I have decided that Chaucer was wrong. If you are the parent of school age children, May is the cruelest month. It is nothing but 31 days of reminders that our babies are growing up.
Usually moms at least get the consolation of Mother's Day, but I got up early in the morning of the second Sunday in May this year so I could accompany my husband while he dropped our daughter off at the middle school for the 8th grade trip to Washington, DC. That's my baby, off on her first major trip without any family members along. Then after dropping by to say my mom for a few hours, I spent the rest of the day helping my son finish his final Senior English project. (The word "final" has such, well, finality about it, when you are the mother of a Senior.)
This is the last month of school for the kids, or at least the last month they are doing any real work. There is nothing like the end of each school year to remind you how fast your children are growing. You put that last report card and the ribbon from the honors assembly into their scrapbook, and are reminded how much time has passed since September, let alone since you pasted that first kindergarten picture on the cover.
The Girl is promoting to high school next year. She auditioned for, and was admitted to the high school performing arts program for orchestra. This is a good thing, and very exciting, but it means she will be going to a different high school than all but a few of her friends next year, and she has been with some of these kids since she started grade school. So all of her 8th grade activities and field trips are colored by her thoughts that this will be the last time she does these things with her friends.

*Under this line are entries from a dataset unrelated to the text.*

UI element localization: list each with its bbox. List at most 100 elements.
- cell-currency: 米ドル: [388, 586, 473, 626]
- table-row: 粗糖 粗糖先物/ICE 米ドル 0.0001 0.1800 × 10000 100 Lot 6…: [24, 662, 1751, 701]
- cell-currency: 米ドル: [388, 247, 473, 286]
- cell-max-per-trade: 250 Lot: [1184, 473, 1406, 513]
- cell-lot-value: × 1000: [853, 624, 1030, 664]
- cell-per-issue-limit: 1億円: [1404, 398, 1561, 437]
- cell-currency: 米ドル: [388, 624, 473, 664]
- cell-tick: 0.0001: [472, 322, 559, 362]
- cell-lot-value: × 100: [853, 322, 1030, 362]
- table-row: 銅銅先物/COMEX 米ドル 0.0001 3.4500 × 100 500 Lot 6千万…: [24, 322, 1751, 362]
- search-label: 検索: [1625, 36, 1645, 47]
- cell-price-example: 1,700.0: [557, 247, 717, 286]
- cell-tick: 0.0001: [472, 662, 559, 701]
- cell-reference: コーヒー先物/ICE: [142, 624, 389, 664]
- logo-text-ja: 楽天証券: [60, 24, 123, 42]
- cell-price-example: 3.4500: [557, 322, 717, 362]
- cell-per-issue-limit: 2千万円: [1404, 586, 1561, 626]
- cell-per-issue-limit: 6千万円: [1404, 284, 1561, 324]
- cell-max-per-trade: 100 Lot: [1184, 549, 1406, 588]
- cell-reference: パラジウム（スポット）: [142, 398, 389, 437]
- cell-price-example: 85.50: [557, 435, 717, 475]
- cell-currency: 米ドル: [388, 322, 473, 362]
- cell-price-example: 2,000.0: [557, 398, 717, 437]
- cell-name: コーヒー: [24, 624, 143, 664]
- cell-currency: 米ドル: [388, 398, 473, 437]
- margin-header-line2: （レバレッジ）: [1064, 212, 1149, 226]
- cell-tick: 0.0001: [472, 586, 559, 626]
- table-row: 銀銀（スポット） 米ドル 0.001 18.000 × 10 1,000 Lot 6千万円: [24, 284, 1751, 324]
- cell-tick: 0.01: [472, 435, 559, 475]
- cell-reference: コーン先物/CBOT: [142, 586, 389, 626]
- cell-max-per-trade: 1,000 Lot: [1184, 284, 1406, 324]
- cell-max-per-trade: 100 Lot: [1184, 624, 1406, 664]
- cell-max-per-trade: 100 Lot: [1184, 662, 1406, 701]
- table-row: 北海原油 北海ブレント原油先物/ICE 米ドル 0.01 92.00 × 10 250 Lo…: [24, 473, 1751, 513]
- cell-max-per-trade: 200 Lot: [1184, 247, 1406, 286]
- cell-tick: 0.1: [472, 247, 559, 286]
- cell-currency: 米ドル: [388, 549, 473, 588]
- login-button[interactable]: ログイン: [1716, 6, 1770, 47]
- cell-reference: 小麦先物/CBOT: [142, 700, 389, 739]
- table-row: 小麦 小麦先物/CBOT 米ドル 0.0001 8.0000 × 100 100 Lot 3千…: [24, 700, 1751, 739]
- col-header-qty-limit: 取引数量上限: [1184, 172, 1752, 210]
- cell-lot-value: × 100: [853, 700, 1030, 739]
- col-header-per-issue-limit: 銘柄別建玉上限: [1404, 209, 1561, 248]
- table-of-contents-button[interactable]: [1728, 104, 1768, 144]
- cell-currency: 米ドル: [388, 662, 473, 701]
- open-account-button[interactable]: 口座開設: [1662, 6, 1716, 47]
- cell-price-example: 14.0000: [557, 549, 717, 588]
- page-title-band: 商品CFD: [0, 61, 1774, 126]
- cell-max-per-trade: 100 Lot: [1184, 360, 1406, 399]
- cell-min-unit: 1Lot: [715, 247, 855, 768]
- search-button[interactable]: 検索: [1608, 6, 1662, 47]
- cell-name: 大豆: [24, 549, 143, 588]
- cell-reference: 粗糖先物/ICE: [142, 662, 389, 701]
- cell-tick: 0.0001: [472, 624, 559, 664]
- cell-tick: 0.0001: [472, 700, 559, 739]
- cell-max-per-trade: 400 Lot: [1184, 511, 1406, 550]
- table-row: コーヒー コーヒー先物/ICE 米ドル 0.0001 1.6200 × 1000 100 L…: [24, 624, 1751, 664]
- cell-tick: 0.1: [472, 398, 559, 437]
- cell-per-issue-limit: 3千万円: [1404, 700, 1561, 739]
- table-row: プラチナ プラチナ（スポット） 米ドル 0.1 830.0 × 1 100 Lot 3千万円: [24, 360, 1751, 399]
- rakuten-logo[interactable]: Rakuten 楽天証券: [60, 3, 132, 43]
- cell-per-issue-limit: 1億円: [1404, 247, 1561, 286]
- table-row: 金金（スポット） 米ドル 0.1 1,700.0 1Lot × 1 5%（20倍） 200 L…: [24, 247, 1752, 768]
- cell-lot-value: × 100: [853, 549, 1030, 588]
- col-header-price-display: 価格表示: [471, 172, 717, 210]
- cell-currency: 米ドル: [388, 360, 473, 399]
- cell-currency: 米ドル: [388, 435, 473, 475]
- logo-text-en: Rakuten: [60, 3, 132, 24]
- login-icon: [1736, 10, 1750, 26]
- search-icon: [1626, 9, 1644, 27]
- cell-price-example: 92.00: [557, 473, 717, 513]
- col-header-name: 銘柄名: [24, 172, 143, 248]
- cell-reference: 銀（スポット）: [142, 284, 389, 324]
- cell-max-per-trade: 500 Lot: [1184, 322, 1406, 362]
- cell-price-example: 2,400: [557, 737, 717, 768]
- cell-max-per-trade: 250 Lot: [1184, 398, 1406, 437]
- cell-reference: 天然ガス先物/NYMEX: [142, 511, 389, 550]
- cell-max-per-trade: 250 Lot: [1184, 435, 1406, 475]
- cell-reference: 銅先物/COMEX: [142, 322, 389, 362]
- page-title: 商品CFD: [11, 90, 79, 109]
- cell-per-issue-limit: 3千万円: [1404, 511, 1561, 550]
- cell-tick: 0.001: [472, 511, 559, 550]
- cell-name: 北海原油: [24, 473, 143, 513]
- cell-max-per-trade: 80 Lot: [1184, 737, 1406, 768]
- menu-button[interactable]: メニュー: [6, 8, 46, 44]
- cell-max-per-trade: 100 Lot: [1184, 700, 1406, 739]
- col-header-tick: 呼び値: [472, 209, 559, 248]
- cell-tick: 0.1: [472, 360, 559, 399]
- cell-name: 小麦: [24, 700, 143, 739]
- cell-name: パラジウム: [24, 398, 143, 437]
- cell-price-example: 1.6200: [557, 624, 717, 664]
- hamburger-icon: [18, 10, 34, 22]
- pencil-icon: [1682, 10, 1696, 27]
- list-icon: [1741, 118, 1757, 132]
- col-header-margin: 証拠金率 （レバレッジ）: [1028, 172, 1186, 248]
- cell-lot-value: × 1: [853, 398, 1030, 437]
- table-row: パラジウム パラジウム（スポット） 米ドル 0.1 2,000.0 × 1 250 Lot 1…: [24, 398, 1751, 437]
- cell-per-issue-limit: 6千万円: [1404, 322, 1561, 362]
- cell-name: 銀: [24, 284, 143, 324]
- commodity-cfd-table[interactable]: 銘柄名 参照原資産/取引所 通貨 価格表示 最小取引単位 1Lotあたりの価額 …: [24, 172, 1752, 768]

May is an even crueler month when you child is a High School Senior. As I write this the Boy is finishing up his last day of exams. There is much to look forward to, with his summer job and his fall college both lined up, and yet his days too are filled with melancholy reminders: school projects, final exams, final assemblies and more. Last weekend was prom. A year ago he looked like a kid playing dress up in the tuxedo, this year he looks grown up
and dignified, even if he doesn't feel that way.
The real gut-wrencher for both of us was last night, when the Boy played his last home game. He has been playing baseball since kindergarten, and except for a road game that we won't be able to attend, this was it. In a reasonably happy ending that I couldn't have invented (but wished awfully hard for) he caught the whole game, got two clean hits, and his team won, for only the second time this season. He was walking away, but at least he walked away happy.
There is a genuine bereavement in all this I think. Now matter how much we look forward to their future adventures (they are after all becoming the adults we raised them to be), we are losing the babies we cuddled and the children we nurtured and the teens were mentored. We mourn what we leave behind, even as we anticipate tomorrow.